Visto el percal, al espectador con un mínimo criterio sólo le queda agarrarse a las actuaciones del elenco, que en lugar de ofrecer una homogeneidad cualitativa, nos ofrece todo un abanico de posibilidades de cómo se puede actuar: Gonzalo de Castro (Roma) borda su cínico e incisivo personaje, constituyendo la mejor interpretación de la velada; Carlos Hipólito (Levene) ofrece una vez más una actuación intermitente en cuanto a credibilidad pero le salvan las tablas que rezuma; Alberto Jiménez (Moss), Andrés Herrera (Aaronow) y Jorge Bosch (Lingk) componen con naturalidad unos personajes que serían mucho más agradecidos si se les hubiera dotado de más matices para que no parecieran meros arquetipos; Ginés García Millán (Williamson) está tan acertado en la pose como desacertado en la acción y eso, siendo uno de los pilares de la obra, supone una vía de agua por la que naufraga su credibilidad; y en cuanto a Alberto Iglesias (Baylen) compone un personaje tan primario, tan básico, tan simple que ya es un mérito que sobreviva a un papel tan poco reconfortante. Que esto ocurra en un reparto donde hay tanto potencial y/o experiencia teatral, puede deberse a dos cosas: un mal día lo tiene cualquiera...o están mal dirigidos...
En definitiva, me gustaría ver esta misma obra dirigida por otro director o versionada por otra persona, porque tengo la sensación de que Daniel Veronese ha fusilado un texto y un reparto contra la cuarta pared. De momento, como crítica del mundo laboral, me sigo quedando con "El método Grönholm" de Jordi Galcerán.

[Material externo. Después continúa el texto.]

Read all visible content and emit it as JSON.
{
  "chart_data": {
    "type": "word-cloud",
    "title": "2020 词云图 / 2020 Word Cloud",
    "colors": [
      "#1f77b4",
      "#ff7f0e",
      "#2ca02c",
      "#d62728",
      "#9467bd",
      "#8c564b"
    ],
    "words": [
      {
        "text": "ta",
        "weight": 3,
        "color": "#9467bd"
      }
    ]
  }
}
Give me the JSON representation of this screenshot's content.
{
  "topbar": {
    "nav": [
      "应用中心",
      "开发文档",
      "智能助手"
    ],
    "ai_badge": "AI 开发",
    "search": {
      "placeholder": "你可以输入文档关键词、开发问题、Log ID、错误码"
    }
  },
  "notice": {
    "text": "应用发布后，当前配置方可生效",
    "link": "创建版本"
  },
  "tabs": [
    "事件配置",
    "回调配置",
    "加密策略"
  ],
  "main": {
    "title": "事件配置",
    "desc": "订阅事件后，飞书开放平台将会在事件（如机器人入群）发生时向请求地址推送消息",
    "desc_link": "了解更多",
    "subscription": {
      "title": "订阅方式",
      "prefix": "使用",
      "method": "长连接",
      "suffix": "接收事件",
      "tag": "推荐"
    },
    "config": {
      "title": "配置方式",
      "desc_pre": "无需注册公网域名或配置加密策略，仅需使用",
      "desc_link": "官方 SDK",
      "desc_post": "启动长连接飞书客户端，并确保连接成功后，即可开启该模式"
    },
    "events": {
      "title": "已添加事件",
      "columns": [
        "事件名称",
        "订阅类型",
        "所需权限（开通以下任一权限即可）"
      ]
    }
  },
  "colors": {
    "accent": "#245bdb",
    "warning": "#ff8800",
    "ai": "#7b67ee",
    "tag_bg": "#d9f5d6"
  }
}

De cualquier forma, al espectador no le cuesta absolutamente nada identificar con nombres y apellidos los roles y vicios laborales escenificados en "Glengarry Glen Ross", pues, por desgracia, son el pan nuestro de cada día en la mayoría de los trabajos: Jerarcas incompetentes, chulos acomplejados, palmeros pusilánimes, pelotas babosos, traidores de sonrisa eterna, arribistas hipócritas, gente dispuesta a defender lo indefendible...En ese sentido, esta obra de teatro es un malsano pero divertido juego en la que el público puede entretenerse buscando trasuntos reales y próximos a los personajes ficticios, porque, aunque han pasado décadas desde su estreno, el mundo laboral en general y las oficinas en particular, siguen siendo un estercolero moral y humano.